Azerbaijanis End Strike, Say Most Of Demands Met

Posted: September 12, 1989

MOSCOW — Workers in the Soviet republic of Azerbaijan ended a week-long strike yesterday that had been called by the Azerbaijanis as part of a long-running ethnic struggle for control of the disputed territory of Nagorno-Karabakh.

Leaders of the Azerbaijan People's Front, a nationalist group that called a republic-wide strike more than a week ago, said on television Sunday night that most of their political demands had been met, local activists and journalists said.

The People's Front will be officially recognized and allowed to speak at a special session of the republic's Supreme Soviet legislature on Friday, group spokesman Ekhtibar Mamedov said.

The legislature is to address the strikers' main demand, the return of the disputed territory of Nagorno-Karabakh to Azerbaijani control, Mamedov said, speaking by phone from Azerbaijan's capital, Baku.

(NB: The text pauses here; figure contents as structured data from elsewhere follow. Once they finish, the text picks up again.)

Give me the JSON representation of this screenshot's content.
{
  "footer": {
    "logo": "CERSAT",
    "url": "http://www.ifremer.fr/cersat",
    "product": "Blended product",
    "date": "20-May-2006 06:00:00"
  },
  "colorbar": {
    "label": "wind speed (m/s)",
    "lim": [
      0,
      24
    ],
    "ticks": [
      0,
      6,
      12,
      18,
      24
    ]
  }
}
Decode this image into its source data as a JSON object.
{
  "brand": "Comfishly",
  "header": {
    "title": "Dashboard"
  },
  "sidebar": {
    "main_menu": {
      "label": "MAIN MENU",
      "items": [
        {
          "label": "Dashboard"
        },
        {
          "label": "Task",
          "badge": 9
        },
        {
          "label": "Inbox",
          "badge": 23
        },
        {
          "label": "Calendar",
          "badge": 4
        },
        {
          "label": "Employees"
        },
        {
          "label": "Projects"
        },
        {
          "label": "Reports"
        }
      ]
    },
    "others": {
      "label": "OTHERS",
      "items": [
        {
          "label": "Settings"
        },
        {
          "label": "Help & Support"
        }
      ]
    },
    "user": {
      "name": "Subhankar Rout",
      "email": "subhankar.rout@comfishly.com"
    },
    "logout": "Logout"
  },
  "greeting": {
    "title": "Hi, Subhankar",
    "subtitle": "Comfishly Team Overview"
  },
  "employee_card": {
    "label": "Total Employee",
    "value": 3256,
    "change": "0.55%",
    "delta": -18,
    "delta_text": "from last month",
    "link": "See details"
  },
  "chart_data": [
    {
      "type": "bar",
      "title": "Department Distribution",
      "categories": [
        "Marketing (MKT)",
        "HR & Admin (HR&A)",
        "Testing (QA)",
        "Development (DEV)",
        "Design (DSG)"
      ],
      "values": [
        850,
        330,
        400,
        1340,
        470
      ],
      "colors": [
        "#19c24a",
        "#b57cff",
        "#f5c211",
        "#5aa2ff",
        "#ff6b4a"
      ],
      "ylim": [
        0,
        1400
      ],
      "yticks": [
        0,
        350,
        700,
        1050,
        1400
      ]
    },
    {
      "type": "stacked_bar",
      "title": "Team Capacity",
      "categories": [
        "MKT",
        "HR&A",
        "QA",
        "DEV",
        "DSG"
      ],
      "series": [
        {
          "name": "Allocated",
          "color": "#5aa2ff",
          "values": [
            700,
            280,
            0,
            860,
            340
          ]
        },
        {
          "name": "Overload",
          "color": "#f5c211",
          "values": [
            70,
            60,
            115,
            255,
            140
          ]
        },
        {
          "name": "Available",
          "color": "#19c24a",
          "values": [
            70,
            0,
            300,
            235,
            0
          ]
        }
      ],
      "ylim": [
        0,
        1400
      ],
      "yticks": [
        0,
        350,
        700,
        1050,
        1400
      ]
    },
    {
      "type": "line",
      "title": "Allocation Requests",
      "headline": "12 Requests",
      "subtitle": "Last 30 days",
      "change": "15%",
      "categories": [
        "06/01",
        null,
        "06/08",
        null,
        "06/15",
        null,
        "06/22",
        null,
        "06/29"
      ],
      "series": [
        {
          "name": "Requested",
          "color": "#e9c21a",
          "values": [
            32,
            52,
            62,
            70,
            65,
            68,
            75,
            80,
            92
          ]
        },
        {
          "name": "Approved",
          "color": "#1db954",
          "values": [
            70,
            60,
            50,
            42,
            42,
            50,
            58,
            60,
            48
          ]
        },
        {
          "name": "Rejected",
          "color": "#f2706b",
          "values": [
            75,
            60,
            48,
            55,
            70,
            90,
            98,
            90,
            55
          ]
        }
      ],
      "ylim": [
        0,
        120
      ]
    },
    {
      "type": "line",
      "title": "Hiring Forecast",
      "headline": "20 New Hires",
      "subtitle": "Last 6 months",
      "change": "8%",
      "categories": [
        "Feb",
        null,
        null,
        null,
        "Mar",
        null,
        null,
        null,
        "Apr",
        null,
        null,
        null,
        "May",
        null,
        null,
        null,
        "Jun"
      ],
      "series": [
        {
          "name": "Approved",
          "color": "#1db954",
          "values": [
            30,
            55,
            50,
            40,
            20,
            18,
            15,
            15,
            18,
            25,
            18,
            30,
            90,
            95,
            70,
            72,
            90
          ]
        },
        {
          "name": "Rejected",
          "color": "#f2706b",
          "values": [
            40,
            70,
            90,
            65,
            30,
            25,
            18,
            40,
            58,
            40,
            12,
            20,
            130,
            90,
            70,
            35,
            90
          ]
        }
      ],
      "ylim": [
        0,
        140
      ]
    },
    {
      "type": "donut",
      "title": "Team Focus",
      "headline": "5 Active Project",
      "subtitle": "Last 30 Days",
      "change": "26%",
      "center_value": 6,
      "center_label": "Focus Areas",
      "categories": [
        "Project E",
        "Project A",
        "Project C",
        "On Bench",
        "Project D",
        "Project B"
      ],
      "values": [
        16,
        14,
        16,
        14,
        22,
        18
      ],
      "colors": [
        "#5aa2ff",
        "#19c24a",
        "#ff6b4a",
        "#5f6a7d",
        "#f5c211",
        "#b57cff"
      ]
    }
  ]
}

Armenians and Azerbaijanis have been locked in a dispute over the mountainous enclave of Nagorno-Karabakh for more than 18 months. The conflict has cost 100 lives and forced thousands to flee their homes.

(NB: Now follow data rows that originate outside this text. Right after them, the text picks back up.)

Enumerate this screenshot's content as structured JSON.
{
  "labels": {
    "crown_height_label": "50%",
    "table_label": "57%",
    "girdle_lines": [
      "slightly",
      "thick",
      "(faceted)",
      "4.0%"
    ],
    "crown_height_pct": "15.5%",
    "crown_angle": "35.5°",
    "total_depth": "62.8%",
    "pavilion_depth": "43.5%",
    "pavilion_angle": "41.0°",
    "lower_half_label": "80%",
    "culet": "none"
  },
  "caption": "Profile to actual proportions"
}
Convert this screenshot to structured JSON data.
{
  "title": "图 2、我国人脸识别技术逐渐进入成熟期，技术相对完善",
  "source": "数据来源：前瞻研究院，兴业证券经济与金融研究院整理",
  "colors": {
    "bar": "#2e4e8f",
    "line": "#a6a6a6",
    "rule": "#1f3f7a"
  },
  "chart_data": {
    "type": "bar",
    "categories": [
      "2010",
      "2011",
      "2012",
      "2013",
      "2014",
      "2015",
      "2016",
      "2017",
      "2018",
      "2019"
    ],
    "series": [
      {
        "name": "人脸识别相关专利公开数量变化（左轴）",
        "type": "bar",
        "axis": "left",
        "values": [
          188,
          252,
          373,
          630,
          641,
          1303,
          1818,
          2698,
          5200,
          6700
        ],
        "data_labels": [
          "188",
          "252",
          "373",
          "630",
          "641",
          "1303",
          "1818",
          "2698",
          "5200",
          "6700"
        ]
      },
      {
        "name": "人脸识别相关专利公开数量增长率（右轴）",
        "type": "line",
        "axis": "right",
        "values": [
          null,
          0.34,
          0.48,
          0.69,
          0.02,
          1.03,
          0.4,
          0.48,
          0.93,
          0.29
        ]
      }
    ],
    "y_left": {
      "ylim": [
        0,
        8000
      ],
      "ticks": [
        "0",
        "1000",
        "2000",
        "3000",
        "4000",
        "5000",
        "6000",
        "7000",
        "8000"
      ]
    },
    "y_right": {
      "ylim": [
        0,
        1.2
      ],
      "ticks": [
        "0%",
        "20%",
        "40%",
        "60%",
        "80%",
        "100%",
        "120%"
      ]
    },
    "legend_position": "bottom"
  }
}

Nagorno-Karabakh is in Azerbaijan but is inhabited mainly by ethnic Armenians who want the area to be united with neighboring Soviet Armenia. The Popular Front has demanded that the area be returned to full Azerbaijani control.

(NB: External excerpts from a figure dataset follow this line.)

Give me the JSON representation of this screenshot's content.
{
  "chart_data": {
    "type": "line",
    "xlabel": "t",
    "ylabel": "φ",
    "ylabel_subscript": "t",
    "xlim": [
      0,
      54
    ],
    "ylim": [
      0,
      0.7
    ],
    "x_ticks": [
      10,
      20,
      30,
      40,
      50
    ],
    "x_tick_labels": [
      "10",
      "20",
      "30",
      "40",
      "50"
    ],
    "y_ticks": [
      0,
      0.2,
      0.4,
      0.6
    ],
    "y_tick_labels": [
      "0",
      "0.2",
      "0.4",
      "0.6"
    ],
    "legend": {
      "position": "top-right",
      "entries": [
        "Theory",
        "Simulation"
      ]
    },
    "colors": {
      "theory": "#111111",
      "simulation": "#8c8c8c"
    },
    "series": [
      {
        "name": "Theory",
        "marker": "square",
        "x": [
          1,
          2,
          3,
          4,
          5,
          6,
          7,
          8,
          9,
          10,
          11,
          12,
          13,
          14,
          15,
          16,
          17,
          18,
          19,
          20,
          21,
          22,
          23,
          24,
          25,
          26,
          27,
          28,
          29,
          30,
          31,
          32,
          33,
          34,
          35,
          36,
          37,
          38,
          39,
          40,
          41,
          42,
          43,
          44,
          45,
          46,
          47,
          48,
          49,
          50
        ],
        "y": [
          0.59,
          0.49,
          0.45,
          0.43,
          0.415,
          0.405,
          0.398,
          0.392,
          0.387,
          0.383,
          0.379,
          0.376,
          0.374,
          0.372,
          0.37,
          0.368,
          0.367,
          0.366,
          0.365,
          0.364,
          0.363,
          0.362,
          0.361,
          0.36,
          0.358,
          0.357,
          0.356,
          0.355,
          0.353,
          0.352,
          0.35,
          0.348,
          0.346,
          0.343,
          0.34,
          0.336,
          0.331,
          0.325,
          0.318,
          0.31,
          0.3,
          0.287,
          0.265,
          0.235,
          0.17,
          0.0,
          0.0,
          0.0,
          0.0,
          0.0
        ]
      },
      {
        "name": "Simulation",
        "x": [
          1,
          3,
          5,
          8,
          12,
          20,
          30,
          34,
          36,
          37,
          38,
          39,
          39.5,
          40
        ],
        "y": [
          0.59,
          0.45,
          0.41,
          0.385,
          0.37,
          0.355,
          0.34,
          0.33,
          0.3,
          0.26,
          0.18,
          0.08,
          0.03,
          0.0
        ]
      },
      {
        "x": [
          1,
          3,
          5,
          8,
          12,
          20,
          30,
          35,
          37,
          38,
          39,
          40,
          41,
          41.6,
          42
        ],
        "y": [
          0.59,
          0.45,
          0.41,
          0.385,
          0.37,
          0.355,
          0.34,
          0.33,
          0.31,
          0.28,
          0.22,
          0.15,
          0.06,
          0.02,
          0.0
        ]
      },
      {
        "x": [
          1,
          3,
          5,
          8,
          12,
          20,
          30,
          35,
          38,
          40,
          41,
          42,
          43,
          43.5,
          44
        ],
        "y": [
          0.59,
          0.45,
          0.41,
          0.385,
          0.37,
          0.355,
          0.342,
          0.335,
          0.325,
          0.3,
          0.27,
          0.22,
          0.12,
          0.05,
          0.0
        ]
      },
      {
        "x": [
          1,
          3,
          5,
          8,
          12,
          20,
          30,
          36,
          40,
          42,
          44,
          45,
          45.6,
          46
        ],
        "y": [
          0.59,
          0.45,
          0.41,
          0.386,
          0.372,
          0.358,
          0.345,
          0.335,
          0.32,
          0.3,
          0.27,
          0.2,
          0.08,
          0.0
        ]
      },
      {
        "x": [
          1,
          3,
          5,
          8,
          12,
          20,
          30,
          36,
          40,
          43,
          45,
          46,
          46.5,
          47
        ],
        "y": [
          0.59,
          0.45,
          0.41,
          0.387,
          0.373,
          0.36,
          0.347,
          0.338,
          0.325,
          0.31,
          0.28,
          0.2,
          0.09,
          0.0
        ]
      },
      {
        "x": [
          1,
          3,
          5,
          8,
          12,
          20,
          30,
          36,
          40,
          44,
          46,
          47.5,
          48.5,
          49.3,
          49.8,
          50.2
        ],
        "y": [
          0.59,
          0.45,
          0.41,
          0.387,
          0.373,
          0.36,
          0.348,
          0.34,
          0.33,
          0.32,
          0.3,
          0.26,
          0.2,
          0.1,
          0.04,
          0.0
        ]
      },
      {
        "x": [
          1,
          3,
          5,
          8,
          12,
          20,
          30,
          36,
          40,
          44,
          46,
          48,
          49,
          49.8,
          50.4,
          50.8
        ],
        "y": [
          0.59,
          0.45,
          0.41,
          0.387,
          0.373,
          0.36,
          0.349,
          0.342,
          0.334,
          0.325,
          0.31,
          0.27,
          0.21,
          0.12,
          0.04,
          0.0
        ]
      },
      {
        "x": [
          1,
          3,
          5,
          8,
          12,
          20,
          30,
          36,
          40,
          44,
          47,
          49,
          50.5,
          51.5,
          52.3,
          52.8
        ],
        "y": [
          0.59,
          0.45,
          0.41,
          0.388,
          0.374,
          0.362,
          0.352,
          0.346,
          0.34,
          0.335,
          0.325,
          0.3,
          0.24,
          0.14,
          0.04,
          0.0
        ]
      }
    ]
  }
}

The Soviet government took the region under its direct control last winter in an attempt to calm the area, but both sides continue to press their claims to it.

Armenians in Nagorno-Karabakh have appealed to the United Nations to send troops if necessary to guarantee their security, an Armenian journalist said Saturday.

Azerbaijan's idled railroads resumed operating yesterday, and workers at all enterprises went back to work, journalist Nazim Ragimov said from Baku.